On Nov 30, 9:57 am, Ed Morton <mor...@xxxxxxxxxxxxxx> wrote:
On 11/29/2007 10:44 PM, sant...@xxxxxxxxx wrote:



On Nov 29, 8:49 am, Ed Morton <mor...@xxxxxxxxxxxxxx> wrote:

On 11/28/2007 12:23 AM, sant...@xxxxxxxxx wrote:

Sorry I have posted this before but I have a slight change in the
question.

I have an html file.The entire script is in one line only. The
following is the script.

<table><tbody><tr><td class="r">Chapter
1: ................................................. </td></tr></
tbody></table><p Hare Krishna ......................</p> <p Hare
Rama ......................</p>

where .............. is a variable text

In the above script I want to delete the text

<table><tbody><tr><td class="r">Chapter
1: ................................................. </td></tr></
tbody></table>

where ........ represents variable content.

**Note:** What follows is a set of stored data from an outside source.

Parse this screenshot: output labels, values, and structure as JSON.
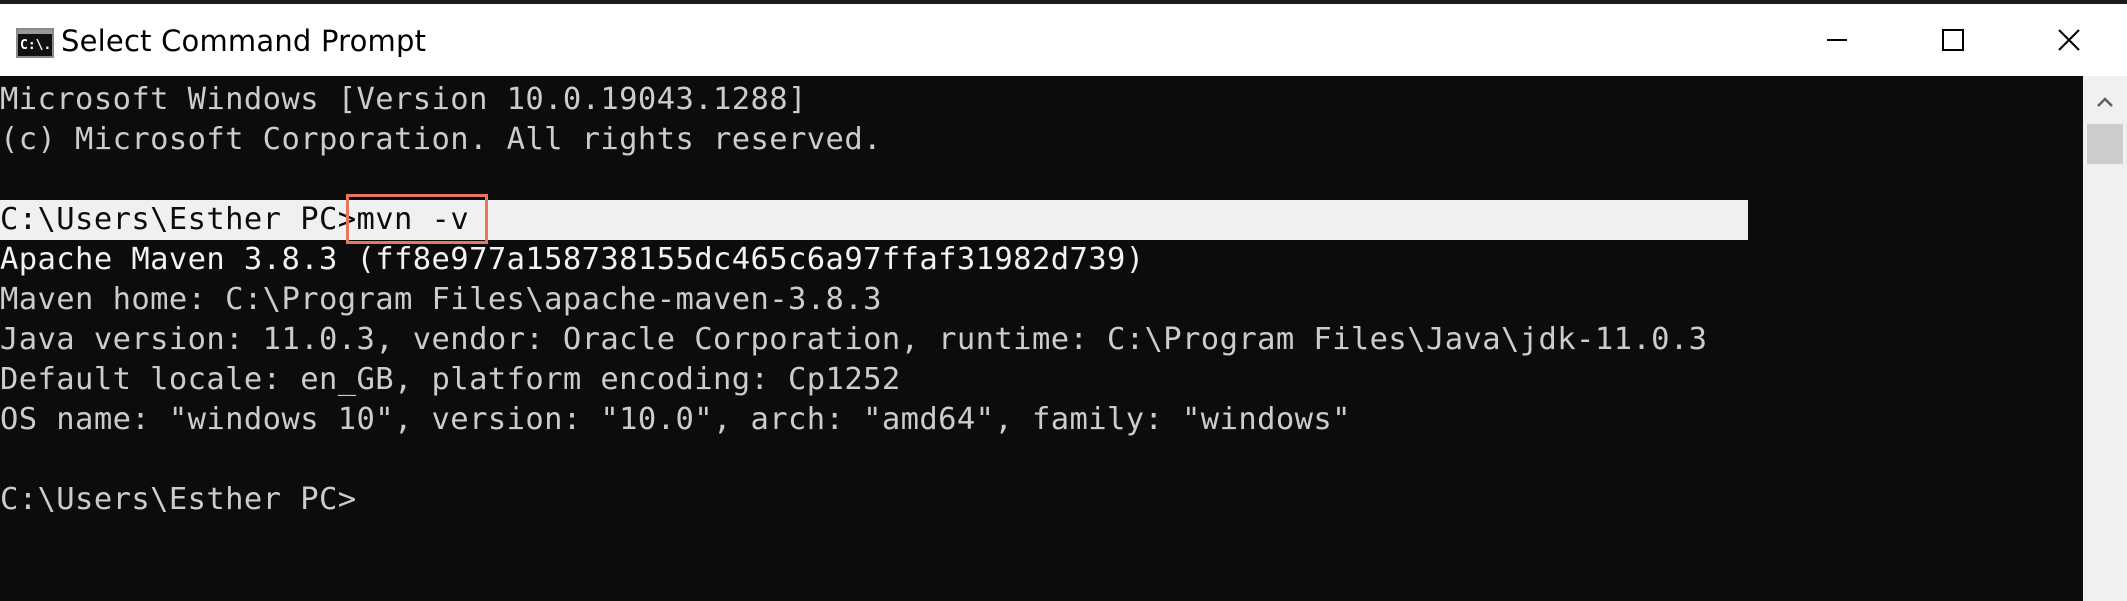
{
  "window": {
    "title": "Select Command Prompt",
    "icon_label": "C:\\."
  },
  "console": {
    "lines": [
      "Microsoft Windows [Version 10.0.19043.1288]",
      "(c) Microsoft Corporation. All rights reserved.",
      "",
      "",
      "Apache Maven 3.8.3 (ff8e977a158738155dc465c6a97ffaf31982d739)",
      "Maven home: C:\\Program Files\\apache-maven-3.8.3",
      "Java version: 11.0.3, vendor: Oracle Corporation, runtime: C:\\Program Files\\Java\\jdk-11.0.3",
      "Default locale: en_GB, platform encoding: Cp1252",
      "OS name: \"windows 10\", version: \"10.0\", arch: \"amd64\", family: \"windows\"",
      "",
      "C:\\Users\\Esther PC>"
    ],
    "command_prompt": "C:\\Users\\Esther PC>",
    "command_text": "mvn -v"
  },
  "colors": {
    "console_bg": "#0c0c0c",
    "console_text": "#cccccc",
    "highlight_border": "#e8765a",
    "selection_bg": "#f0f0f0"
  },
  "icons": {
    "minimize": "minimize-icon",
    "maximize": "maximize-icon",
    "close": "close-icon",
    "scroll_up": "chevron-up-icon",
    "app": "command-prompt-icon"
  }
}
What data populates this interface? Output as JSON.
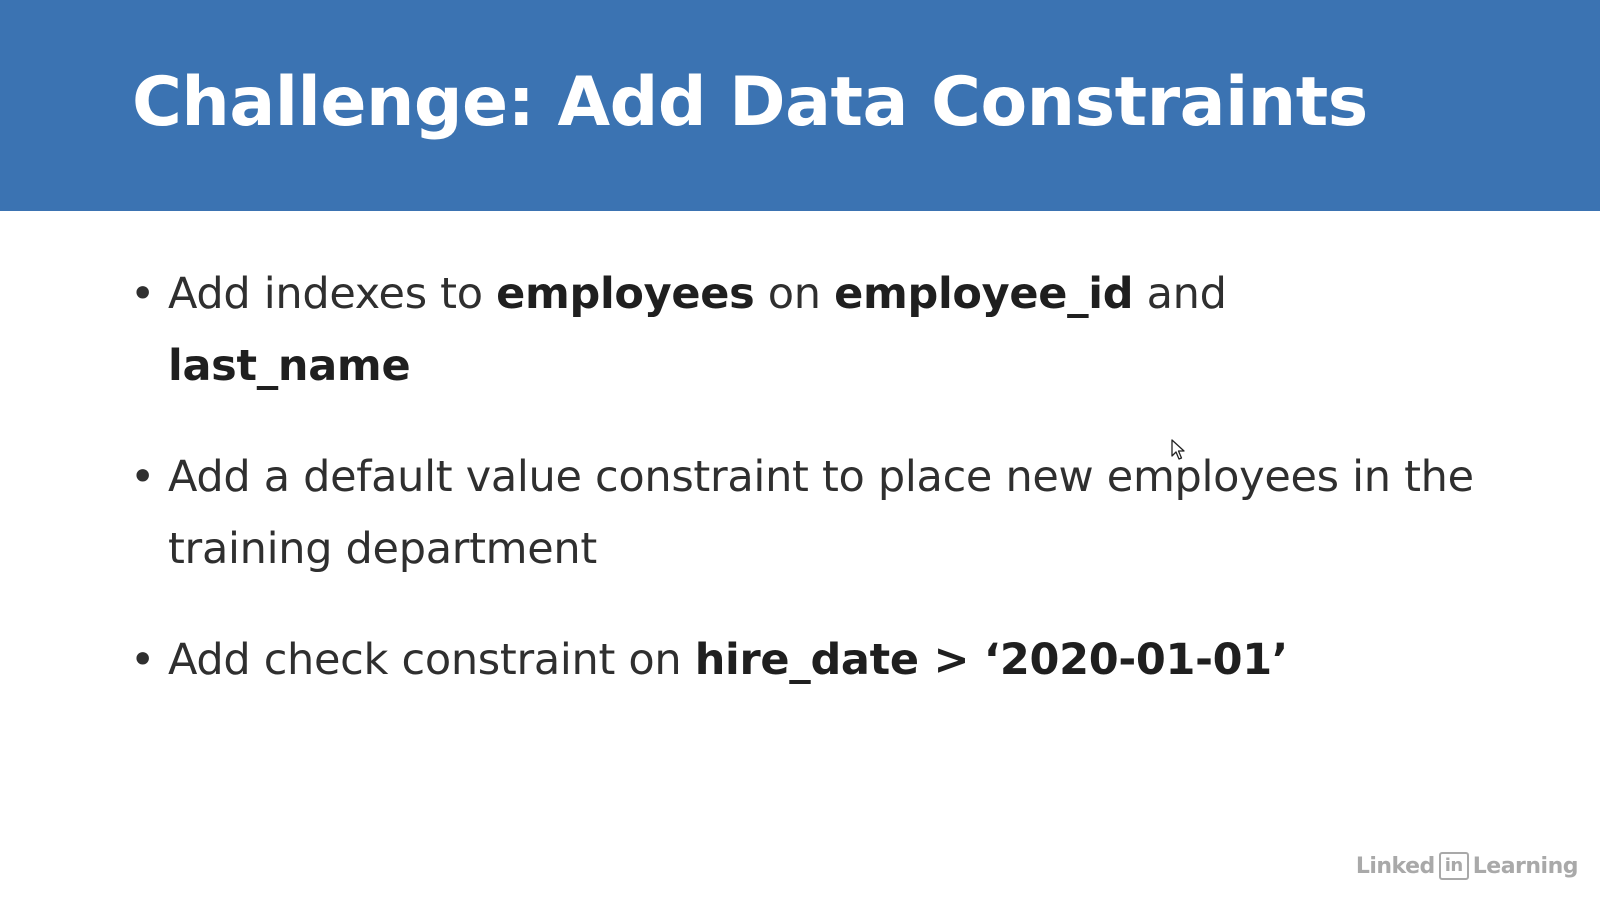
{
  "slide": {
    "title": "Challenge: Add Data Constraints",
    "bullets": [
      {
        "marker": "•",
        "p1": "Add indexes to ",
        "b1": "employees",
        "p2": " on ",
        "b2": "employee_id",
        "p3": " and ",
        "b3": "last_name"
      },
      {
        "marker": "•",
        "text": "Add a default value constraint to place new employees in the training department"
      },
      {
        "marker": "•",
        "p1": "Add check constraint on ",
        "b1": "hire_date > ‘2020-01-01’"
      }
    ]
  },
  "watermark": {
    "left": "Linked",
    "badge": "in",
    "right": "Learning"
  },
  "colors": {
    "title_bar": "#3b73b2",
    "title_text": "#ffffff",
    "body_text": "#2f2f2f"
  },
  "icons": {
    "cursor": "mouse-pointer-icon"
  }
}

I have 100 files with names 1.htm to 100.htm

How can i do this using unix commands rather than selecting the text
and deleting.

Depending on whether not "<table>" or "</table>" can occur multiple times on a
line, this may be all you need:

for file in *.htm
do
sed 's:<table>.*</table>::' "$file" > tmp &&
mv tmp "$file"
done

Regards,

Ed.

"<table>" or "</table>" can occur multiple times on a line then what
can be done

Use all of the unique text you mentioned and replace the chain of periods with ".*":

sed 's:<table><tbody><tr><td class="r">Chapter 1:.*</td></tr></tbody></table>::'

If the text on either side of the ".*" can appear elsewhere on the same line,
then it's a harder problem that needs a different approach.

Ed.

Thank you.
.